Sunday, July 18, 2010

You are what you eat

In "Eating Animals" (2009), the author asks the reader to exercise her moral imagination.

For example, look at the pig's face. It seems sociable, curious, and intelligent. In fact, pigs are very intelligent. So what are we to make of the fact that man forces tens of millions of them into an overcrowded, hellish existence? We genetically engineer them, render them incapable of living in nature, stuff them with antibiotics, herd them into pens where they live on top of each other, sometimes beat them senseless with pipes or stick lit cigarettes into them, and generally make them suffer an abbreviated life until death at the slaughterhouse. The end must come as a release.

So why, asks Jonathan Safran Foer, when we buy a package of breakfast links, do we support such a system?

Of course, the ends justify the means, right? After all, we eat these animals--they are our food. And factory farming, a mode of corporate production spreading across China now, just as it has in the U.S., brings it to our table cheap. The bottom line is the only thing that matters.

Foer wants us to think about such things, because we currently don't think about them at all. We are in deep, collective denial.

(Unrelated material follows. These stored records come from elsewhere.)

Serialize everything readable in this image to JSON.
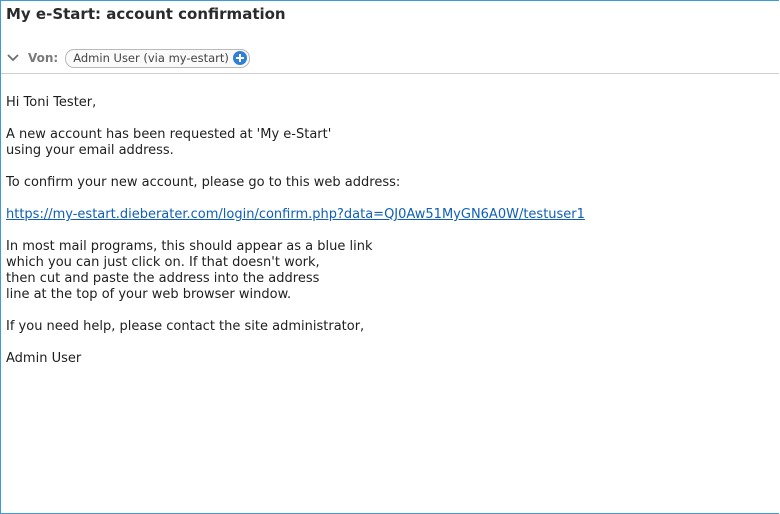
{
  "email": {
    "subject": "My e-Start: account confirmation",
    "from_label": "Von:",
    "sender": "Admin User (via my-estart)",
    "icons": {
      "expand": "chevron-down-icon",
      "add_contact": "plus-circle-icon"
    },
    "body": {
      "greeting": "Hi Toni Tester,",
      "para1": [
        "A new account has been requested at 'My e-Start'",
        "using your email address."
      ],
      "para2": "To confirm your new account, please go to this web address:",
      "link": "https://my-estart.dieberater.com/login/confirm.php?data=QJ0Aw51MyGN6A0W/testuser1",
      "para3": [
        "In most mail programs, this should appear as a blue link",
        "which you can just click on. If that doesn't work,",
        "then cut and paste the address into the address",
        "line at the top of your web browser window."
      ],
      "para4": "If you need help, please contact the site administrator,",
      "signature": "Admin User"
    }
  },
  "colors": {
    "frame_border": "#3d9bd8",
    "link": "#0f5fb8",
    "plus_icon": "#2f7fd6"
  }
}
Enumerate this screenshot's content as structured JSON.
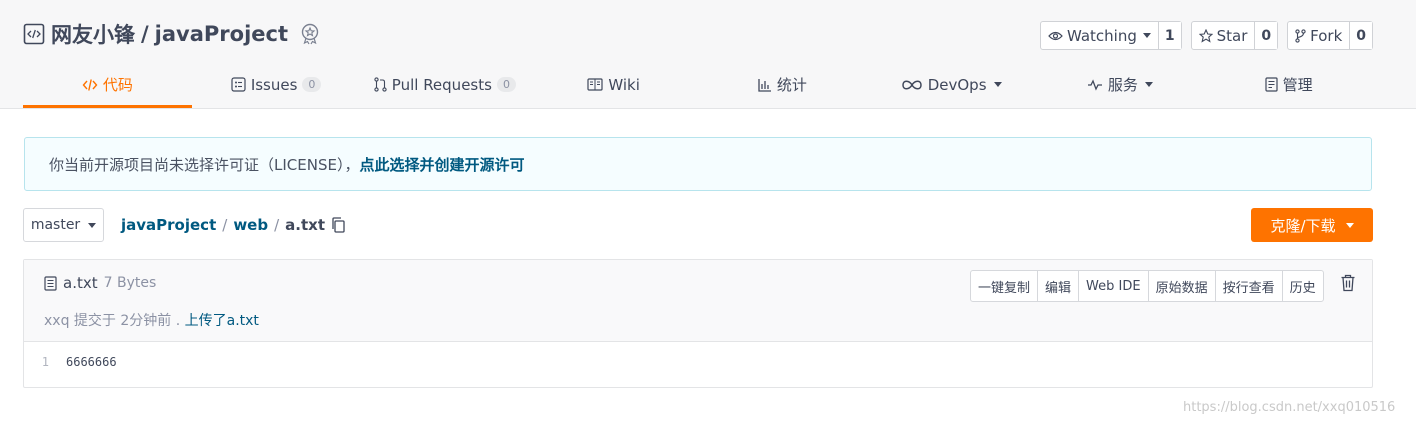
{
  "repo": {
    "owner": "网友小锋",
    "separator": "/",
    "name": "javaProject"
  },
  "actions": {
    "watch": {
      "label": "Watching",
      "count": "1"
    },
    "star": {
      "label": "Star",
      "count": "0"
    },
    "fork": {
      "label": "Fork",
      "count": "0"
    }
  },
  "tabs": [
    {
      "label": "代码",
      "active": true
    },
    {
      "label": "Issues",
      "count": "0"
    },
    {
      "label": "Pull Requests",
      "count": "0"
    },
    {
      "label": "Wiki"
    },
    {
      "label": "统计"
    },
    {
      "label": "DevOps"
    },
    {
      "label": "服务"
    },
    {
      "label": "管理"
    }
  ],
  "notice": {
    "text": "你当前开源项目尚未选择许可证（LICENSE），",
    "link": "点此选择并创建开源许可"
  },
  "branch": {
    "label": "master"
  },
  "breadcrumb": {
    "root": "javaProject",
    "sep1": "/",
    "dir": "web",
    "sep2": "/",
    "file": "a.txt"
  },
  "clone": {
    "label": "克隆/下载"
  },
  "file": {
    "name": "a.txt",
    "size": "7 Bytes",
    "commit_prefix": "xxq 提交于 2分钟前 .",
    "commit_message": "上传了a.txt",
    "tools": [
      "一键复制",
      "编辑",
      "Web IDE",
      "原始数据",
      "按行查看",
      "历史"
    ],
    "lines": [
      {
        "no": "1",
        "text": "6666666"
      }
    ]
  },
  "watermark": "https://blog.csdn.net/xxq010516",
  "colors": {
    "accent": "#fe7300",
    "link": "#005980",
    "notice_bg": "#f5fdff"
  }
}
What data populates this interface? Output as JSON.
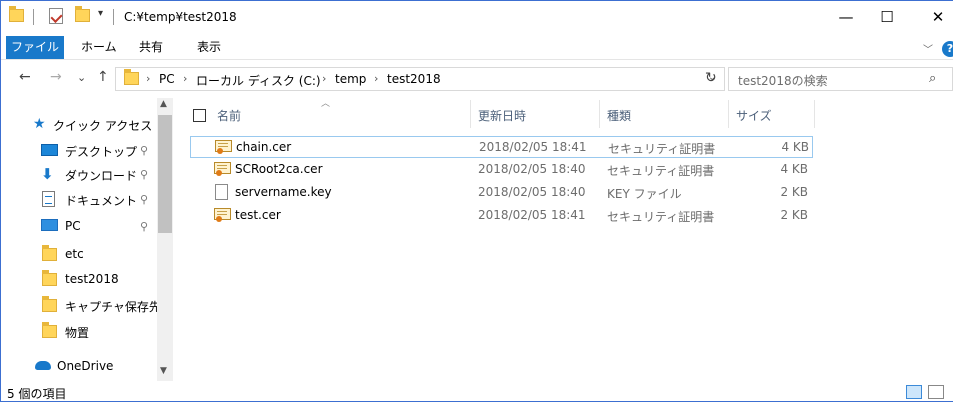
{
  "window": {
    "title": "C:¥temp¥test2018",
    "minimize": "—",
    "maximize": "☐",
    "close": "✕"
  },
  "ribbon": {
    "tabs": [
      "ファイル",
      "ホーム",
      "共有",
      "表示"
    ],
    "collapse": "﹀",
    "help": "?"
  },
  "nav": {
    "back": "←",
    "forward": "→",
    "recent": "⌄",
    "up": "↑",
    "breadcrumb": [
      "PC",
      "ローカル ディスク (C:)",
      "temp",
      "test2018"
    ],
    "separator": "›",
    "dropdown": "⌄",
    "refresh": "↻",
    "search_placeholder": "test2018の検索",
    "search_icon": "⌕"
  },
  "navpane": {
    "items": [
      {
        "label": "クイック アクセス",
        "icon": "star-icon"
      },
      {
        "label": "デスクトップ",
        "icon": "desktop-icon",
        "pinned": true
      },
      {
        "label": "ダウンロード",
        "icon": "download-icon",
        "pinned": true
      },
      {
        "label": "ドキュメント",
        "icon": "documents-icon",
        "pinned": true
      },
      {
        "label": "PC",
        "icon": "pc-icon",
        "pinned": true
      },
      {
        "label": "etc",
        "icon": "folder-icon"
      },
      {
        "label": "test2018",
        "icon": "folder-icon"
      },
      {
        "label": "キャプチャ保存先",
        "icon": "folder-icon"
      },
      {
        "label": "物置",
        "icon": "folder-icon"
      },
      {
        "label": "OneDrive",
        "icon": "onedrive-icon"
      }
    ],
    "pin_glyph": "📌",
    "scroll_up": "▲",
    "scroll_down": "▼"
  },
  "columns": {
    "sort_indicator": "︿",
    "name": "名前",
    "date": "更新日時",
    "type": "種類",
    "size": "サイズ"
  },
  "files": [
    {
      "name": "chain.cer",
      "date": "2018/02/05 18:41",
      "type": "セキュリティ証明書",
      "size": "4 KB",
      "icon": "certificate-icon"
    },
    {
      "name": "SCRoot2ca.cer",
      "date": "2018/02/05 18:40",
      "type": "セキュリティ証明書",
      "size": "4 KB",
      "icon": "certificate-icon"
    },
    {
      "name": "servername.key",
      "date": "2018/02/05 18:40",
      "type": "KEY ファイル",
      "size": "2 KB",
      "icon": "file-icon"
    },
    {
      "name": "test.cer",
      "date": "2018/02/05 18:41",
      "type": "セキュリティ証明書",
      "size": "2 KB",
      "icon": "certificate-icon"
    }
  ],
  "status": {
    "item_count": "5 個の項目"
  },
  "colors": {
    "accent": "#1979ca",
    "folder": "#ffd55a",
    "selection_border": "#99c9ef"
  }
}
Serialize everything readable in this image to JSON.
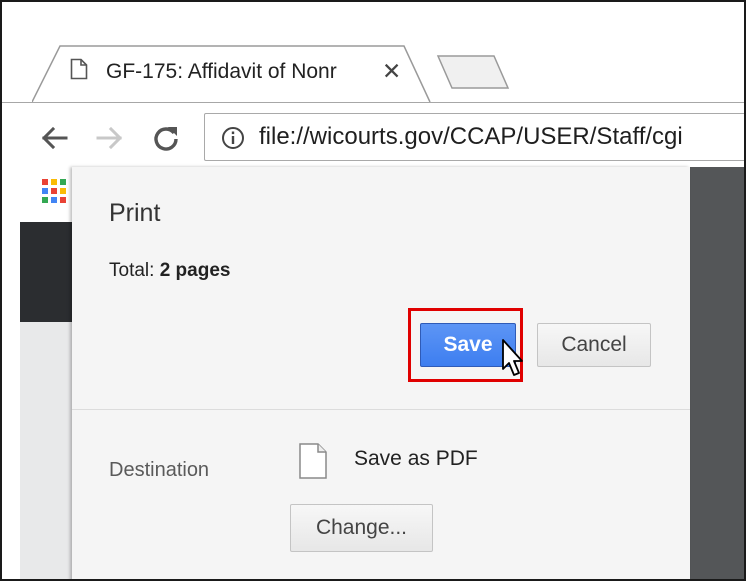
{
  "browser": {
    "tab": {
      "title": "GF-175: Affidavit of Nonr",
      "close_glyph": "✕",
      "page_icon": "page-icon"
    },
    "new_tab_icon": "new-tab-icon",
    "nav": {
      "back_icon": "back-arrow-icon",
      "forward_icon": "forward-arrow-icon",
      "reload_icon": "reload-icon"
    },
    "address_bar": {
      "icon": "info-icon",
      "url": "file://wicourts.gov/CCAP/USER/Staff/cgi"
    },
    "apps_icon": "apps-grid-icon"
  },
  "print_dialog": {
    "title": "Print",
    "total_label": "Total:",
    "total_value": "2 pages",
    "save_label": "Save",
    "cancel_label": "Cancel",
    "destination_label": "Destination",
    "destination_value": "Save as PDF",
    "change_label": "Change..."
  },
  "colors": {
    "save_button": "#3d7ef0",
    "highlight": "#e00000",
    "panel_background": "#f5f5f5"
  }
}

For a moment, though, put aside the moral as well as the obvious dietary reasons not to eat factory farmed animals. The environmental reasons against it are compelling. Foer says millions of individual decisions to boycott farmed animals "will help prevent deforestation, curb global warming, reduce pollution, save oil reserves, lessen the burden on rural America, and help eliminate the most systematic animal abuse in world history (p.257)."

Foer pines for the localized animal husbandry evident in the picture I took of the pig. That was in a small village in Yunnan province, China, where families raise pigs intimately and care for them as if a pet. Don't be confused, though, about the ultimate outcome. That pig will be slaughtered, probably at the hands of the village butcher, some of his parts eaten by the family, and the rest put to market.

The question is not one of animal rights, but animal welfare. Can we treat animals more humanely on their way to our table, or is factory farming here to stay?